Лично я благодарю судьбу, что у нас один Сёмин попался такой. Что-то ненормальное в нём явно было. К такому выводу пришли соприкасавшиеся с ним по работе его подчинённые. Не считая парашютистки, на которую он клюнул. Хотя не исключено, что тоже неслучайно. Ведь Сёмин откуда-то узнал о её существовании и дал команду разыскать. Нет ли здесь чего-то более серьёзного? Это догадки. Хотя теперь, признаюсь, по его инициативе был у нас разговор, во время которого он угрожал мне, если буду затевать что-нибудь против него, последуют меры по моему устранению.

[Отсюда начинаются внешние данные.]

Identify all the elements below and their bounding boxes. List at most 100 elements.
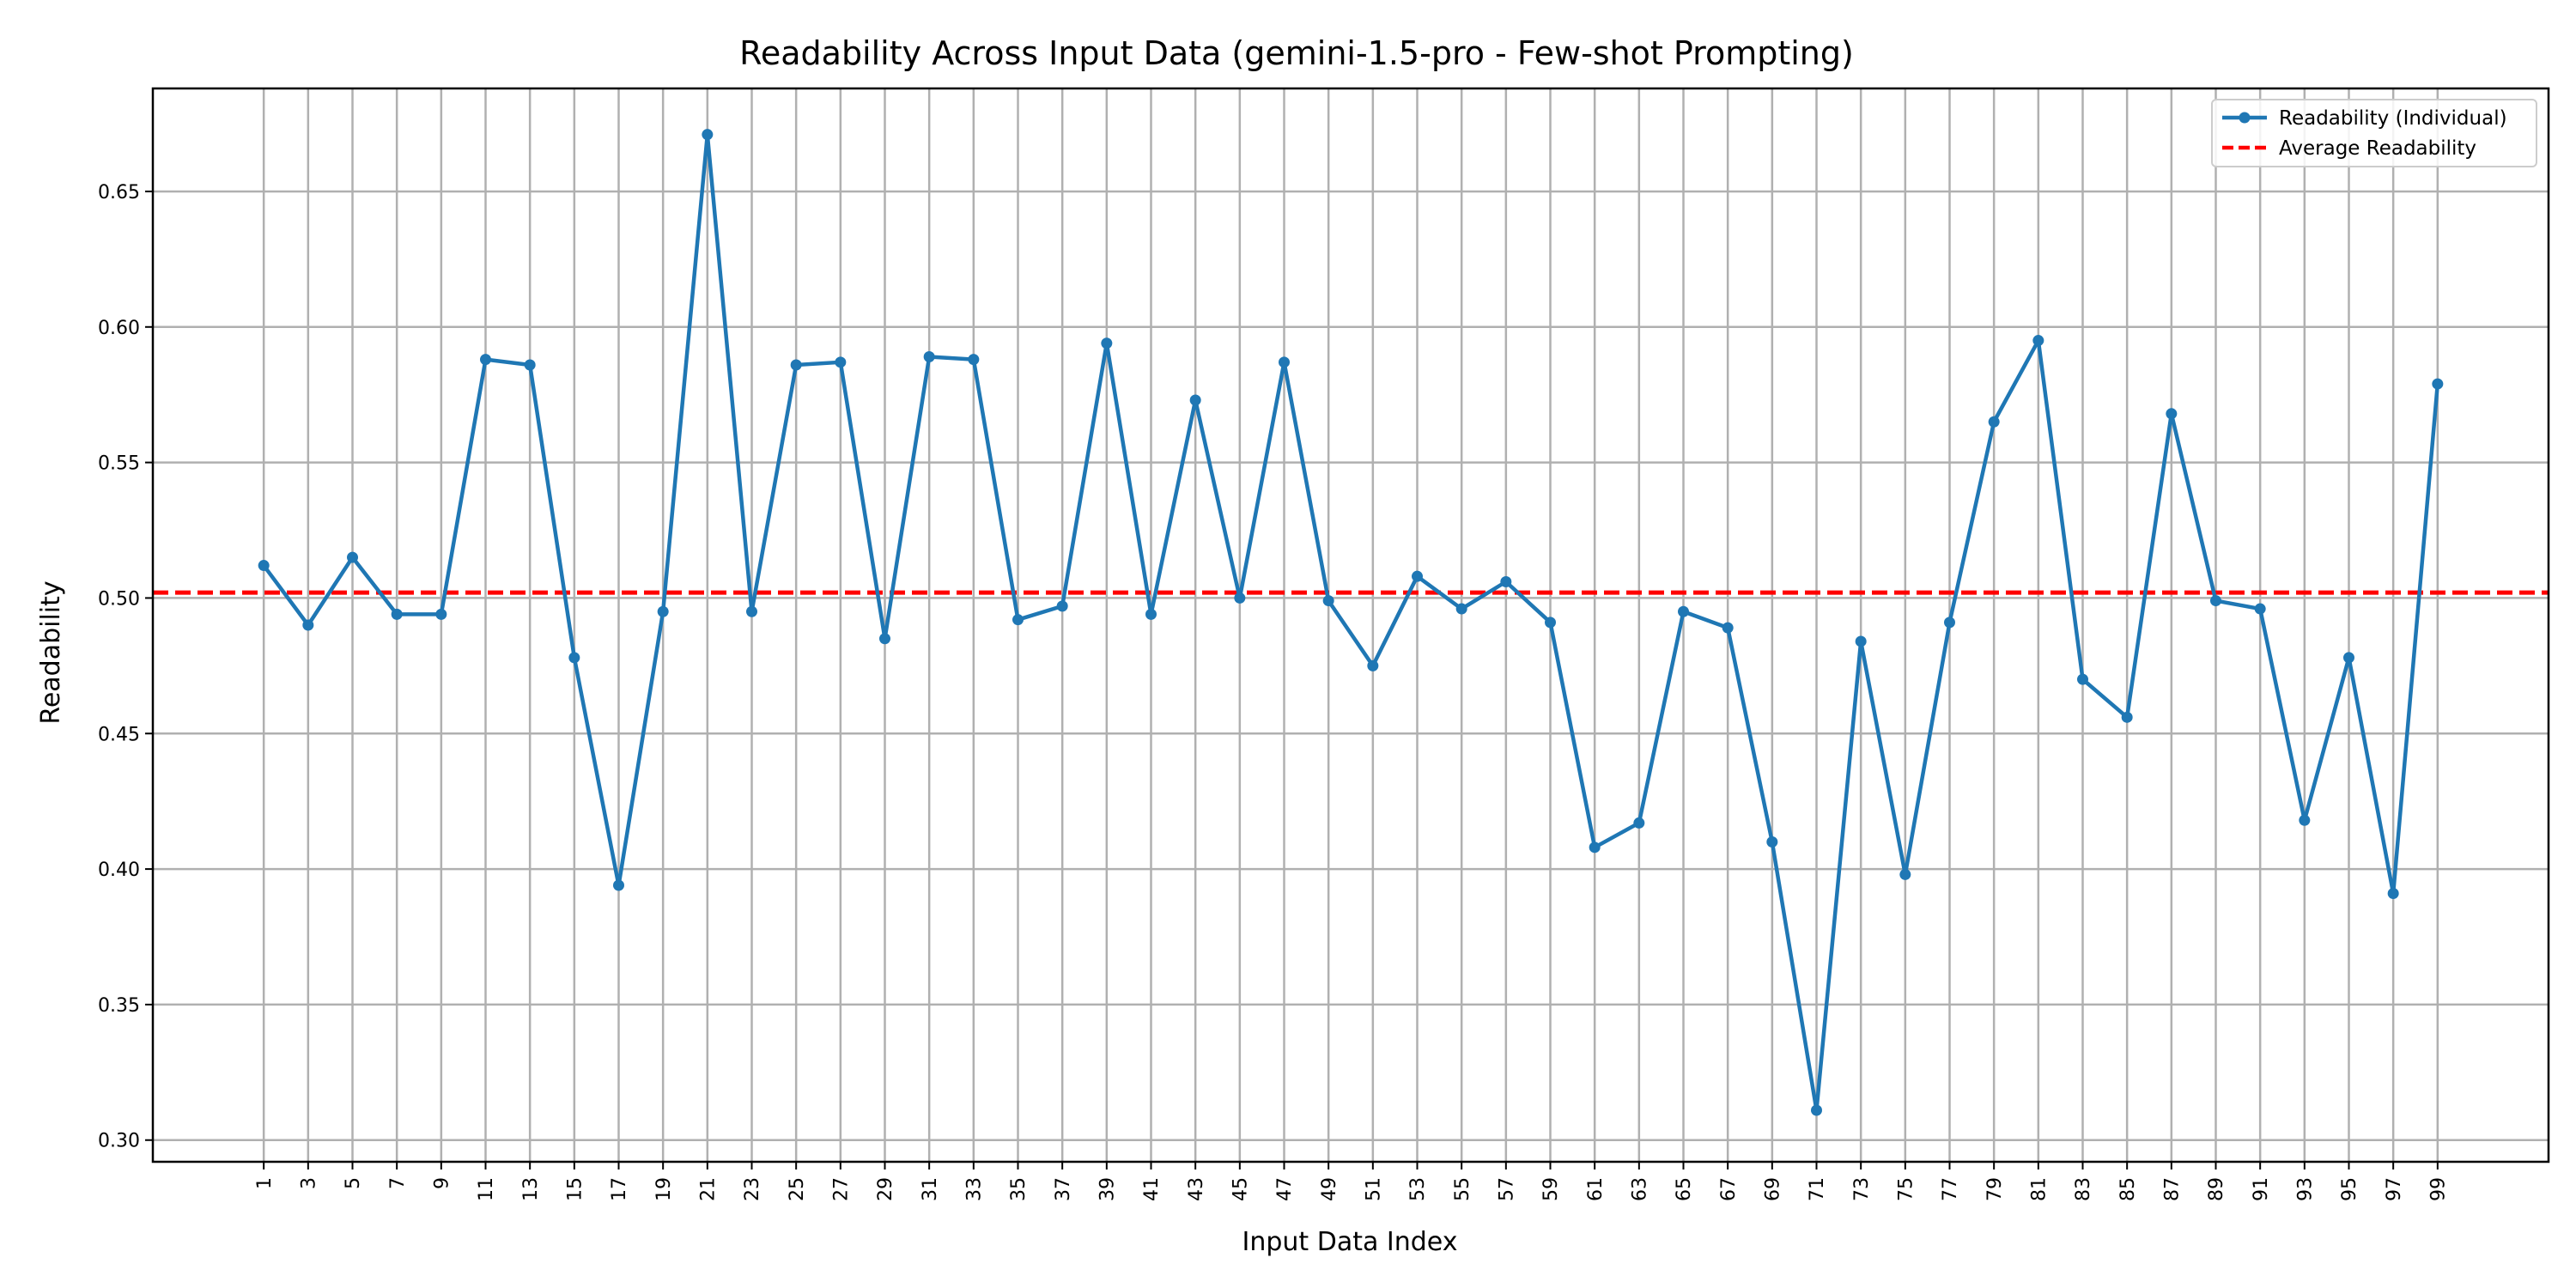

Когда он вдруг решил пройтись со мной по лесу, я извинился и сказал, что должен выключить рацию, а на самом деле положил в карман заряженный пистолет и во время беседы держал в кармане палец на курке. От него всего можно было ожидать. Кругом лес…

Серебрянский перебил:

– Об этом, по-моему, Павел Анатольевич, ничего от Котельникова не поступало?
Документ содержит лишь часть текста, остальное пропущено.